Asansör 6. Katta yani yemekhane ve kantin katında durduğunda kapı açıldı ve içeriye biri bindiğinde kapıyı kapatma tuşuna basıp kapattım kapıyı. Asansör hareket ederken asansöre binen kişi konuştu.
"Sizce Jimin bizi gördü mü?" Dediğinde bu kişinin Jungkook olduğunu anlayıp ilgilendiğim telefonumu kapatıp konuştum.
"Görmüş." Dediğimde şaşırdı.
"O, şaşırmıştır."
Gülüp ona baktım.
"Sonuçta kim arkadaşının gay olduğunu öğrense şaşırır, ama ben gay değilim." Dediğimde Jungkook şaşırdı.
"A-Ama..." dediğimde işaret parmağımı dudaklarıma götürüp susmasını işaret ettim ve bu sırada kapı açıldı. Zemin kata geldiğimizi anlayıp asansörden indik ve koridorda yürüdükten sonra kapıdan çıktık.

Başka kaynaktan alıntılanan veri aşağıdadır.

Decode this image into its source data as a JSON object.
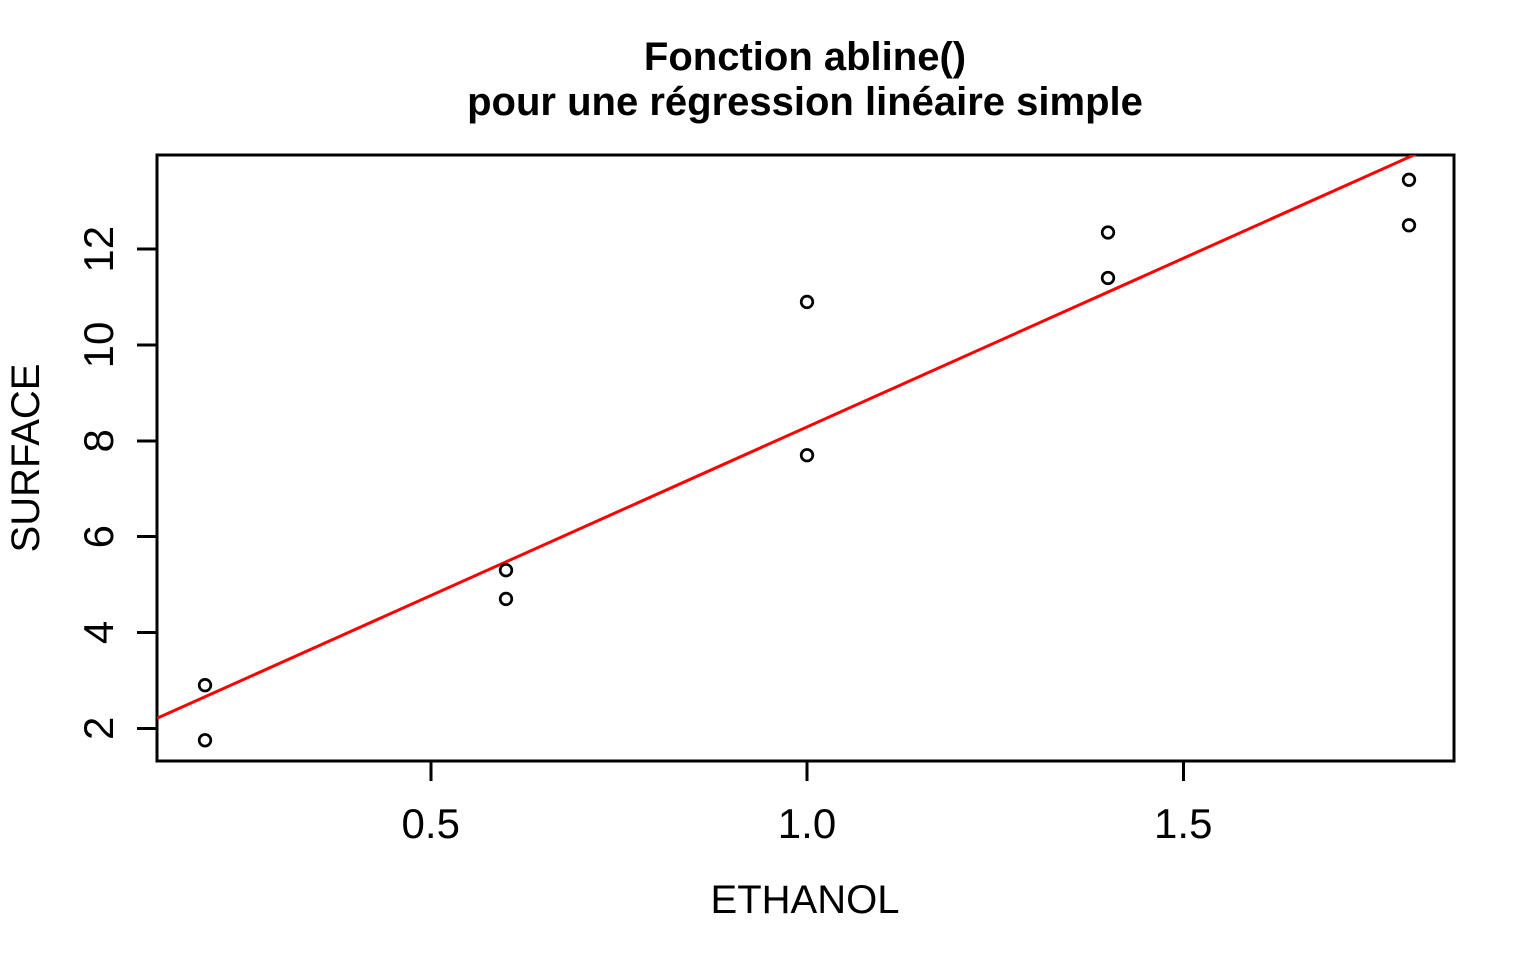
{
  "chart_data": {
    "type": "scatter",
    "title": "Fonction abline()\npour une régression linéaire simple",
    "title_lines": [
      "Fonction abline()",
      "pour une régression linéaire simple"
    ],
    "xlabel": "ETHANOL",
    "ylabel": "SURFACE",
    "x_ticks": {
      "values": [
        0.5,
        1.0,
        1.5
      ],
      "labels": [
        "0.5",
        "1.0",
        "1.5"
      ]
    },
    "y_ticks": {
      "values": [
        2,
        4,
        6,
        8,
        10,
        12
      ],
      "labels": [
        "2",
        "4",
        "6",
        "8",
        "10",
        "12"
      ]
    },
    "xlim": [
      0.1362,
      1.8598
    ],
    "ylim": [
      1.317,
      13.967
    ],
    "grid": false,
    "legend": "none",
    "points": [
      {
        "x": 0.2,
        "y": 2.9
      },
      {
        "x": 0.2,
        "y": 1.75
      },
      {
        "x": 0.6,
        "y": 5.3
      },
      {
        "x": 0.6,
        "y": 4.7
      },
      {
        "x": 1.0,
        "y": 10.9
      },
      {
        "x": 1.0,
        "y": 7.7
      },
      {
        "x": 1.4,
        "y": 12.35
      },
      {
        "x": 1.4,
        "y": 11.4
      },
      {
        "x": 1.8,
        "y": 13.45
      },
      {
        "x": 1.8,
        "y": 12.5
      }
    ],
    "marker": "open-circle",
    "regression_line": {
      "intercept": 1.25,
      "slope": 7.04
    },
    "colors": {
      "background": "#FFFFFF",
      "axes_and_text": "#000000",
      "points": "#000000",
      "regression_line": "#FF0000"
    }
  }
}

"Seninle gitmek istediğim bir yer var." Dedim arabamı açarken. Jungkook, başını "Tamam" anlamında sallayıp arabaya doğru gitmeye başladı. Bende arabayı açıp şoför koltuğuna bindiğimde Jungkook'un çoktan bindiğini gördüm. Arabayı çalıştırıp gaza basıp uzaklaştım.
"Şey... gay değilsen o zaman neden benimle öpüştün?" Diye sordu Jungkook, çekingen bir tavırla.
"Sadece öpüşmenin nasıl bir his olduğunu merak ettim." Diye cevap verdim ellerim direksiyondayken.
"Bir erkekle bunu denemeniz normal mi sence?" Diye sordu Jungkook.
Güldüm.
"Peki, senin bana ilgi duyman normal mi?"
Jungkook, 'Ben kimseye ilgi duymuyorum!" Diye bağırdığında güldüm.
"Doğru."
Kırmızı ışıkta durduğumuzda ona baktım.
"Araba sürmesini bilir misin?"
Sorduğun bu soruyla, Jungkook şaşırmış olsa da cevap verdi.
"Bilmiyorum, ama gösterirsen anlarım."
Yeşil ışık yanınca, arabayı sağa çekip dörtlüleri yaktım ve el frenini çekip kemerimi açtım.
"Sana göstereceğim, geç bakalım." Dedim ona bakıp kapımı açarken.
"A-Ama bu olur mu ki?" Dedi Jungkook, çekingen bir tavırla.
"Olur" dedim gülüp başımı sallarken. Kapıyı açıp arabadan indim ve Jungkook'un kapısını açtım.
Jungkook, şaşkın bakışlarla bana baksa da kemerini açıp arabadan indi ve arabanın etrafında dolanıp şoför koltuğuna binip kapıyı kapattı. Kemerini takıp elini direksiyona koydu.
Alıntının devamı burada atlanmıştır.